The Equal Employment Opportunity Commission (EEOC) has set limits on the monetary value of incentives that employers offer to employees and their spouses to convince them to contribute specific health information to a wellness program, according to the commission's final rules released this week. The rules take effect at the start of 2017.
The final rules explain how employers that offer wellness programs that collect health information for employees and their spouses can comply with Title I of the Americans with Disabilities Act (ADA) and Title II of the Genetic Information Nondiscrimination Act (GINA).
"The EEOC received comments on both rules from a broad array of stakeholders and considered them carefully in developing this final rule," EEOC Chair Jenny R. Yang said in a statement. "The Commission worked to harmonize HIPAA's goal of allowing incentives to encourage participation in wellness programs with ADA and GINA provisions that require that participation in certain types of wellness programs is voluntary. These rules make clear that the ADA and GINA provide important safeguards to employees to protect against discrimination."
The ADA rule only applies to wellness plans that offer rewards to employees who respond to disability-related questions or to take medical examinations. And the GINA rule only applies to wellness programs in which a portion of the incentive will be given to an employee's spouse if they answer questions about their current or past health status or take a medical examination.
According to the EEOC, employers are able to offer employees incentives that are up to 30 percent of the cost of self-only coverage, meaning not inclusive of costs for family or other dependents. The term "incentives", in this case, refers to financial incentives as well as in-kind incentives, for example reductions in insurance premiums, cash, time-off awards, prizes, and other items of value. If the employer offers multiple health plans of varying price and offers a wellness program that isn’t tied to a specific plan, the incentive value must be no higher than 30 percent of the lowest priced plan.
Employers who do not offer health insurance can still offer incentives for employees and their spouses who complete an HRA or share information about their current or past health status, but this incentive is also limited. Employers can offer an incentive that is up to 30 percent of the total cost to a non-smoking 40-year-old who is purchasing coverage under the second lowest cost Silver Plan through the state or federal exchange in the employer’s principal place of business, according to the EEOC.
The final rule also lists a number of requirements that must be met for an employee’s participation in a wellness program that asks for disability-related information or submit to medical examinations. An employer can’t require an employee to participate, deny an employee access to health coverage or the ability to choose a certain plan, or take adverse action against an employee that doesn’t participate.
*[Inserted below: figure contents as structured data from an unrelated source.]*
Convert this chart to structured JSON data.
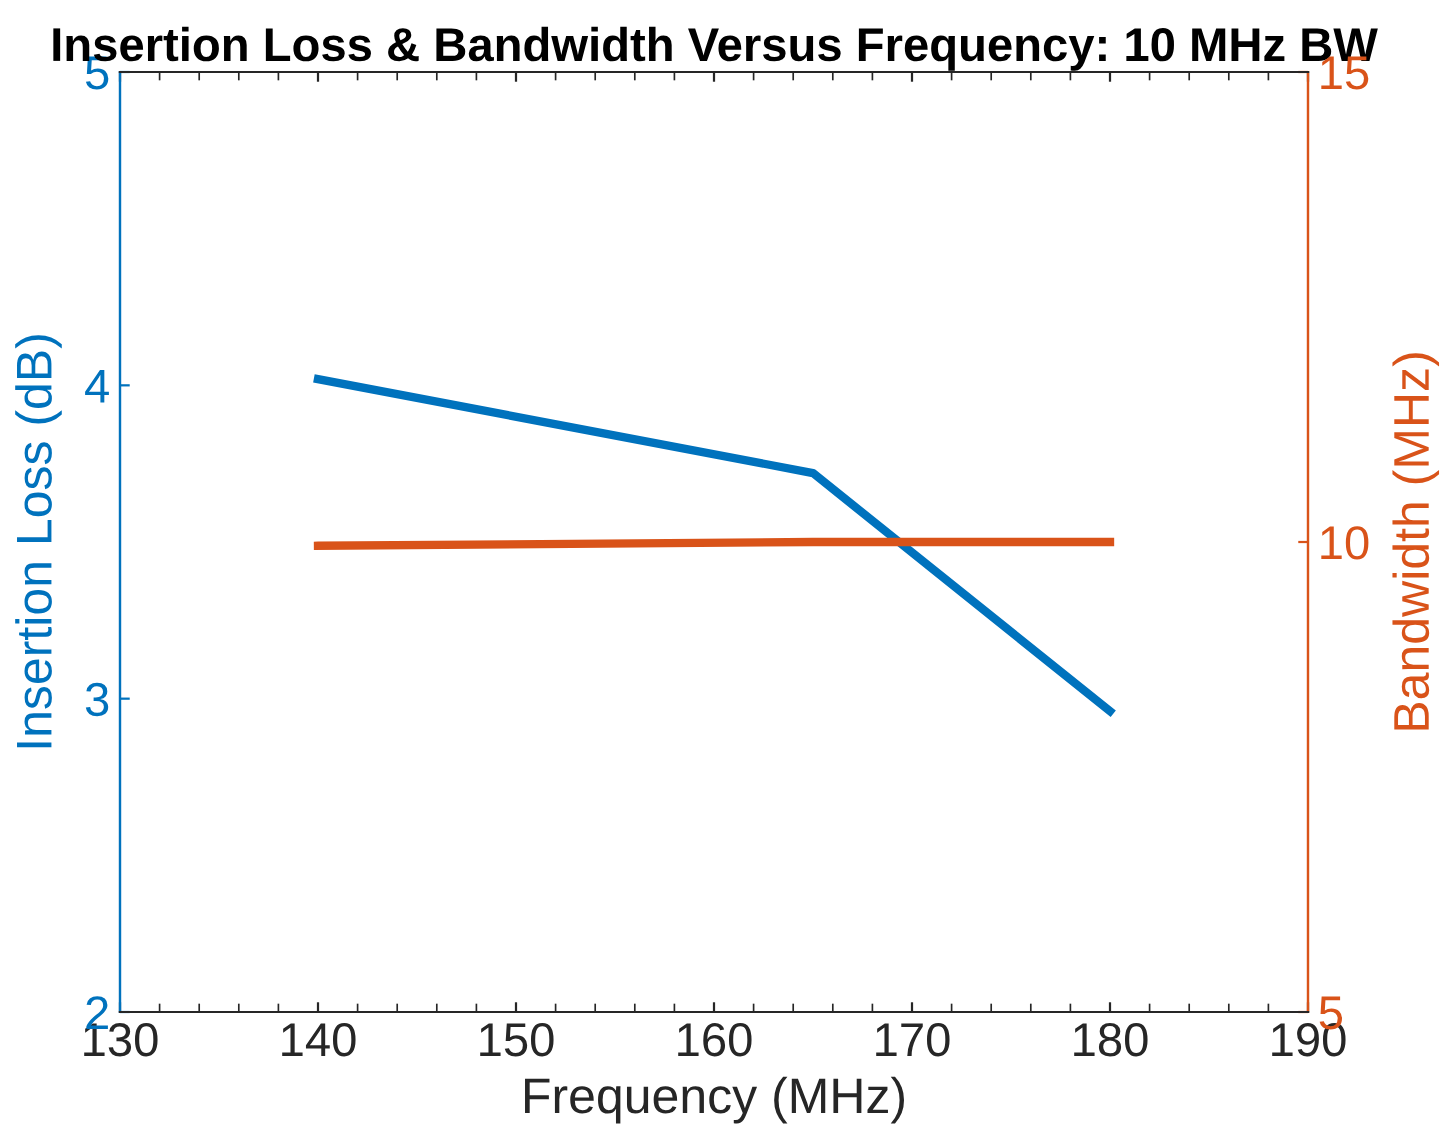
{
  "chart_data": {
    "type": "line",
    "title": "Insertion Loss & Bandwidth Versus Frequency: 10 MHz BW",
    "xlabel": "Frequency (MHz)",
    "ylabel": "Insertion Loss (dB)",
    "y2label": "Bandwidth (MHz)",
    "x": [
      140,
      165,
      180
    ],
    "series": [
      {
        "color": "#0072bd",
        "values": [
          4.02,
          3.72,
          2.96
        ]
      },
      {
        "color": "#d95319",
        "values": [
          9.96,
          10.0,
          10.0
        ],
        "axis": "y2"
      }
    ],
    "xlim": [
      130,
      190
    ],
    "xticks": [
      130,
      140,
      150,
      160,
      170,
      180,
      190
    ],
    "ylim": [
      2,
      5
    ],
    "yticks": [
      2,
      3,
      4,
      5
    ],
    "y2lim": [
      5,
      15
    ],
    "y2ticks": [
      5,
      10,
      15
    ],
    "grid": false,
    "legend": false,
    "marker": "none",
    "line_style": "solid"
  }
}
One change from the proposed Genetic Information Nondiscrimination Act (GINA) rule is that the rule applies to all wellness programs, instead of just programs that are part of group health plans.
"For most large employer wellness programs, it's business as usual,” National Business Group on Health CEO Brian Marcotte said in a statement about the final rules. “Though we are still reading the fine print, the rules appear to contain no big surprises. All in all, the rules are very much in line with what the EEOC proposed last year. While we may have hoped for some additional flexibility, the rules do what the EEOC was asked to do -- clarify for employers where their wellness plan incentives stand with respect to ADA and GINA compliance.”
Marcotte added that some of the highlights he noticed in the final rules were that the EEOC banned plan designs that provided better plans to employees who completed health assessments or biometric screenings and that the EEOC prohibited employers from offering incentives to children who participate in health assessments and biometric screenings.
The Equal Employment Opportunity Commission (EEOC) has sued three different companies in the last two years on behalf of employees required to submit to screenings or face higher premiums if they decline. Earlier this year, a judge ruled against EEOC, following a 2011 Florida precedent. The court said that a safe harbor provision in the ADA protects employers who are “establishing, sponsoring, observing, or administering the terms of a bona fide benefit plan that are based on underwriting risks, classifying risks, or administering such risks”.
The other two companies were Orion Energy Systems and Honeywell. The Orion suit is still pending and the Honeywell suit, which MobiHealthNews covered at the time, was essentially thrown out: the Federal court in Minnesota declined the motion for injunction but didn’t rule on the merits of the case.